The major limitations of this study include its small sample size and the lack of data on hard cardiovascular outcomes. Additionally, the differences in strain values between the groups were small relative to biologic and technique variability. Although the study participants were recruited prospectively, it is unclear if the investigators performing the analysis of CMR-FR were blinded to the participant study groups. For these reasons, it remains uncertain if utilization of parameters such as cTSD will demonstrate any meaningful impact on therapeutic decision making in the future. Furthermore, given the incomplete penetration and variable expressivity of HCM, the ability to accurately identify those with pre-clinical HCM who are most likely to develop overt disease, cannot be resolved without longitudinal follow-up studies. Lastly, as a post-processing method, FT-CMR may also lack the sensitivity of dedicated CMR strain acquisition methods such as CMR tagging (9). Unlike myocardial tagging, feature tracking is unable to measure mid-wall strain because of the paucity of cardiac MRI features in the mid-wall of the myocardium. The question thus remains as to the most optimal technique to measure myocardial strain in HCM, and ultimately for practical reasons, a balance will need to be struck between the diagnostic accuracy of the ideal strain technique and acceptable acquisition times.
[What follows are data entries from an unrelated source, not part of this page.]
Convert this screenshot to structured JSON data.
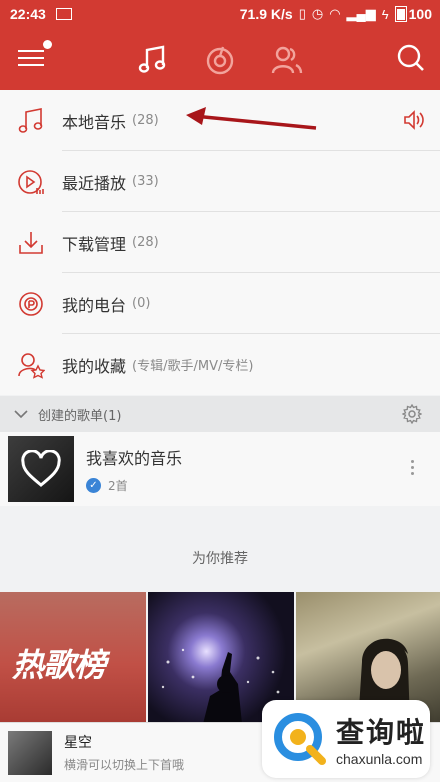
{
  "status_bar": {
    "time": "22:43",
    "speed": "71.9 K/s",
    "battery": "100"
  },
  "top_bar": {
    "tabs": [
      "music-tab",
      "discover-tab",
      "friends-tab"
    ],
    "accent_color": "#d23a32"
  },
  "menu": {
    "items": [
      {
        "label": "本地音乐",
        "count": "(28)"
      },
      {
        "label": "最近播放",
        "count": "(33)"
      },
      {
        "label": "下载管理",
        "count": "(28)"
      },
      {
        "label": "我的电台",
        "count": "(0)"
      },
      {
        "label": "我的收藏",
        "count": "(专辑/歌手/MV/专栏)"
      }
    ]
  },
  "created_playlists": {
    "header": "创建的歌单(1)",
    "items": [
      {
        "title": "我喜欢的音乐",
        "subtitle": "2首"
      }
    ]
  },
  "recommend": {
    "title": "为你推荐",
    "tile1_text": "热歌榜"
  },
  "player": {
    "song": "星空",
    "hint": "横滑可以切换上下首哦"
  },
  "watermark": {
    "brand": "查询啦",
    "url": "chaxunla.com"
  }
}
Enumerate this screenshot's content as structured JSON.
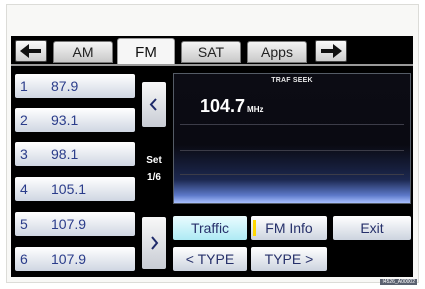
{
  "tabs": [
    {
      "label": "AM",
      "active": false
    },
    {
      "label": "FM",
      "active": true
    },
    {
      "label": "SAT",
      "active": false
    },
    {
      "label": "Apps",
      "active": false
    }
  ],
  "nav": {
    "prev_icon": "arrow-left-icon",
    "next_icon": "arrow-right-icon"
  },
  "presets": [
    {
      "num": "1",
      "freq": "87.9"
    },
    {
      "num": "2",
      "freq": "93.1"
    },
    {
      "num": "3",
      "freq": "98.1"
    },
    {
      "num": "4",
      "freq": "105.1"
    },
    {
      "num": "5",
      "freq": "107.9"
    },
    {
      "num": "6",
      "freq": "107.9"
    }
  ],
  "preset_set": {
    "label": "Set",
    "page": "1/6",
    "prev_icon": "chevron-left-icon",
    "next_icon": "chevron-right-icon"
  },
  "display": {
    "status": "TRAF SEEK",
    "frequency": "104.7",
    "unit": "MHz"
  },
  "buttons": {
    "traffic": "Traffic",
    "fm_info": "FM Info",
    "exit": "Exit",
    "type_prev": "< TYPE",
    "type_next": "TYPE >"
  },
  "image_code": "I4526_A00002"
}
Overall, this study suggests that strain as measured by CMR-FT has the potential to allow additional characterization of subtle abnormalities in myocardial function that appear to be an early manifestation of sarcomere mutations. This may allow identification of early disease and thus facilitate targeting of at-risk individuals in the pre-clinical stages of disease. Further, larger-scale, prospective studies are warranted to further explore the utility of CMR-derived strain in HCM.
Conflicts of Interest: Dr. Desai is on the steering committee of the HCMR (hypertrophic cardiomyopathy registry) trial sponsored by the National Institutes of Health. He also acknowledges Haslam Family Endowed Chair in Cardiovascular Medicine. Dr. Ramchand has no conflicts of interest to declare.
Ethical Statement: The authors are accountable for all aspects of the work in ensuring that questions related to the accuracy or integrity of any part of the work are appropriately investigated and resolved.